撮影スタジオ・屋内でのストロボ撮影のカメラ、マニュアル設定方法について解説

2023年11月21日 テキストリライト

大阪の撮影会社の株式会社ラズスタジオです。

今回のブログは、撮影スタジオをはじめとした、屋内環境下で、ストロボを使用して撮影する際のカメラの設定方法の考え方やプロセスについて解説します。

屋内環境でストロボを使用することで、

  • 環境、天候、時間に左右されずに撮影ができる。
  • 撮影者自らが光を操り、思い描いた写真や表現を作り上げられる。

ことが挙げられます。

 

しかし、ストロボを使い始めのときは、なかなか思い描いている仕上がりとは異なってしまっていませんか?
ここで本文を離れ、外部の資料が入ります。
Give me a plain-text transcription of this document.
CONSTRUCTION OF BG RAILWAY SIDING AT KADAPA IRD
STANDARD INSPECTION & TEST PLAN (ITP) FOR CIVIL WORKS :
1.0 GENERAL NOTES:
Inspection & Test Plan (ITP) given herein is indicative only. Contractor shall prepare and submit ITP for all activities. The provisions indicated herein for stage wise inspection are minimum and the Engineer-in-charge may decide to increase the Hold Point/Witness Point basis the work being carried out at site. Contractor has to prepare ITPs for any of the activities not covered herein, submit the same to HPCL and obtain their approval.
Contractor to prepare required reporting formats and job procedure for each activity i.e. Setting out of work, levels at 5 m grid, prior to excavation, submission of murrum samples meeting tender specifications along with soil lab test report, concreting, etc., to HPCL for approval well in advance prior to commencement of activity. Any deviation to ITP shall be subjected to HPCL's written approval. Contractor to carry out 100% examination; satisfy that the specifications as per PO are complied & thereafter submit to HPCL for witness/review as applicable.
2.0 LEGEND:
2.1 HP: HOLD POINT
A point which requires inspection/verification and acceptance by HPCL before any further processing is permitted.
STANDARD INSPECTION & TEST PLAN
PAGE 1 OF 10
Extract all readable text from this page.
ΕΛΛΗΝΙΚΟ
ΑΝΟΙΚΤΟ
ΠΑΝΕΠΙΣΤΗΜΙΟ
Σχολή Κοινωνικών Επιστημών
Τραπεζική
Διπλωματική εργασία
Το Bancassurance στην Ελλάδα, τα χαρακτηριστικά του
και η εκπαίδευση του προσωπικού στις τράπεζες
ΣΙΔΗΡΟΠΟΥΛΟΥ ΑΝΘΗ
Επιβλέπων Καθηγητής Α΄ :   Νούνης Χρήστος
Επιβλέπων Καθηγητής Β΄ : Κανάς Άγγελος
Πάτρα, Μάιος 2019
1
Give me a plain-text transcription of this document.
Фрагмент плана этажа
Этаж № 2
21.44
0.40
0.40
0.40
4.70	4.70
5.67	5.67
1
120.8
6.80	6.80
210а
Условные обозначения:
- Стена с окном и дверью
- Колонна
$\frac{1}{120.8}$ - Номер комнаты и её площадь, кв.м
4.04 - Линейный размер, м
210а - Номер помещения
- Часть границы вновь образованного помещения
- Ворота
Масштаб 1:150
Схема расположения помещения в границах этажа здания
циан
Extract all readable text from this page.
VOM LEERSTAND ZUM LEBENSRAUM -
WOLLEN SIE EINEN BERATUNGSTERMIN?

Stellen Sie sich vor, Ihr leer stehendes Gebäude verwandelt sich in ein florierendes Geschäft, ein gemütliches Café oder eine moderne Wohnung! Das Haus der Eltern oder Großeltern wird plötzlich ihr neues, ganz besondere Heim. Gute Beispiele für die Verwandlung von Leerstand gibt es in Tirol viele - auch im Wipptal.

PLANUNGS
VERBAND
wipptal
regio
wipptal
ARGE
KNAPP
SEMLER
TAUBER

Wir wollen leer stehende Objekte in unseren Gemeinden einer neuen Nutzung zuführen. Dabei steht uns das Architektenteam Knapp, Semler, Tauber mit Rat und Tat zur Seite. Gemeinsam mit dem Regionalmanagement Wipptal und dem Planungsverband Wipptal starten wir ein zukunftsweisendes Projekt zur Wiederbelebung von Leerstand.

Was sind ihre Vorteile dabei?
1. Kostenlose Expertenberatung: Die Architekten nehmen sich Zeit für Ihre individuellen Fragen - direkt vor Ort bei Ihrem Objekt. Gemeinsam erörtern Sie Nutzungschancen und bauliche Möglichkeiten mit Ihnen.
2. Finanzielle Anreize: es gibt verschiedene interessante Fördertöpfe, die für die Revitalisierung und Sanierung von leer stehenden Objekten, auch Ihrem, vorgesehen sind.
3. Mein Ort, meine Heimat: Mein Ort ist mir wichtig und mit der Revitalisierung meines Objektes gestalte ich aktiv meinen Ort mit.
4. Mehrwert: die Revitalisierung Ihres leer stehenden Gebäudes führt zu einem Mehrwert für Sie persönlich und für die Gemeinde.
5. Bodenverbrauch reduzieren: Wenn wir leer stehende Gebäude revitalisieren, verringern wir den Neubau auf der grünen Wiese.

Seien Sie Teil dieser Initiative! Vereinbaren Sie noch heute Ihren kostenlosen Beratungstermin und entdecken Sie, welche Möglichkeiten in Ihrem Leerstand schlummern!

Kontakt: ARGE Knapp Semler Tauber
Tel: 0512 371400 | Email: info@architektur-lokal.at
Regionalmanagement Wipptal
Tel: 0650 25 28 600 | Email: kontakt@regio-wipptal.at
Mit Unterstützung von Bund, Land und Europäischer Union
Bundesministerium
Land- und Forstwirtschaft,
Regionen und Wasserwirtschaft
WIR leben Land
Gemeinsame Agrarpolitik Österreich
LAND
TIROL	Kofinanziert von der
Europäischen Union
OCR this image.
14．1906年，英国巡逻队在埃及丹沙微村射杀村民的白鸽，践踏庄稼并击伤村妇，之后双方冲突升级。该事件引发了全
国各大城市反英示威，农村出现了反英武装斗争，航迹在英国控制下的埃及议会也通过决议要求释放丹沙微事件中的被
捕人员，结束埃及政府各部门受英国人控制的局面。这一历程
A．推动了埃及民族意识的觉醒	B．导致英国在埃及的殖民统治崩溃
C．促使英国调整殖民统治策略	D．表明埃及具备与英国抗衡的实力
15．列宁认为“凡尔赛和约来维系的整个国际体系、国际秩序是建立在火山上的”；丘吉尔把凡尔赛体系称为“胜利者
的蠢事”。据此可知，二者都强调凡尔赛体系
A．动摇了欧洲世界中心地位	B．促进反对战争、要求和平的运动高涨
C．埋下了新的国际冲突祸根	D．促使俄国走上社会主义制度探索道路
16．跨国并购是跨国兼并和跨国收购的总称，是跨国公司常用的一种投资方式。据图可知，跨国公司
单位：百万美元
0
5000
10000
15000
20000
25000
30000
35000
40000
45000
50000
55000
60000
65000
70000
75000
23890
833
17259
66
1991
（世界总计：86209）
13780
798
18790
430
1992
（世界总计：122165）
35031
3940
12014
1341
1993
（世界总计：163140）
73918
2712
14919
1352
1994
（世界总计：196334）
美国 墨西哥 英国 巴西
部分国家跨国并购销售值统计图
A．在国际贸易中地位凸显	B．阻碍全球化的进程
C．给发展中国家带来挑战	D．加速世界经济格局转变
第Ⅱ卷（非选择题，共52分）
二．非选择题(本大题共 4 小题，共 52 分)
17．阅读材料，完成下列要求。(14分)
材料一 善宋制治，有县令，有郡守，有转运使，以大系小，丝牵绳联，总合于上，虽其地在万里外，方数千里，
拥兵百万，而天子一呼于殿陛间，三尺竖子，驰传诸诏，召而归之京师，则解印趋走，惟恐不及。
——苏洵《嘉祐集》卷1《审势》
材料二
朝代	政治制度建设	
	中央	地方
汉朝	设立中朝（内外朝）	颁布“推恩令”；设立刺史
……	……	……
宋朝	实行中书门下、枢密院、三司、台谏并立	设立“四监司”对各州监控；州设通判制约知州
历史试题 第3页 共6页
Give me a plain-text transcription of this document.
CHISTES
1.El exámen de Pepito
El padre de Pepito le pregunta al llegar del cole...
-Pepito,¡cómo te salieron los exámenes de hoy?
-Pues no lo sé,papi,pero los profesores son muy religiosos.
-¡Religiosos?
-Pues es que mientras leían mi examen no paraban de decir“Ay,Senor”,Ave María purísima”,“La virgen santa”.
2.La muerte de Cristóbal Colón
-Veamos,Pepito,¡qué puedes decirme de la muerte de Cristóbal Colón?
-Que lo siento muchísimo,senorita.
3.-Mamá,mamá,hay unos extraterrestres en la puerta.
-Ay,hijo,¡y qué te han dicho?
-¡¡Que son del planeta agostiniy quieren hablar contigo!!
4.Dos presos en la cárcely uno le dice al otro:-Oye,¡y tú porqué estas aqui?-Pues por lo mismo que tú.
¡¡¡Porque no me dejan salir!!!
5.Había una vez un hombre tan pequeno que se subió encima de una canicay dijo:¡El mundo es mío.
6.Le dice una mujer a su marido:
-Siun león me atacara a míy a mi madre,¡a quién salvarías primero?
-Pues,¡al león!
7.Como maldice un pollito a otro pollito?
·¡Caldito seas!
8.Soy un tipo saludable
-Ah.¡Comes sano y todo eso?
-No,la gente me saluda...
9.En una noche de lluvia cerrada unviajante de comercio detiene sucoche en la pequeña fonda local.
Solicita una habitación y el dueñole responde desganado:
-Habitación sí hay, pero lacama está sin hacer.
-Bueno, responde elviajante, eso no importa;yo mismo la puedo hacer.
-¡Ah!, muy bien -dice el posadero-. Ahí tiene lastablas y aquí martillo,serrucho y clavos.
光が強すぎてしまったり、暗くなってしまったり等々…。

思い描いている写真を作り上げられず、ストロボに苦手意識を持ってしまったということをよく聞きます。

そんな問題を解決する方法は、

  1. カメラのマニュアルモードで撮影
  2. カメラの露出設定
  3. ストロボの光量設定

この3点が解決ポイントとなります。

 

今回のブログは、この3点について実際の撮影を交えながら解説していきます。

1.カメラのマニュアルモードで撮影する

まず初めに、ストロボを使用する撮影において、なぜカメラの設定をオートではなくマニュアル設定で撮影することをオススメする理由をお伝えします。

・カメラのオート機能について

カメラの各種オート機能は、カメラが自動的に適切な露出を計算して、シャッタースピードと絞り値を設定します。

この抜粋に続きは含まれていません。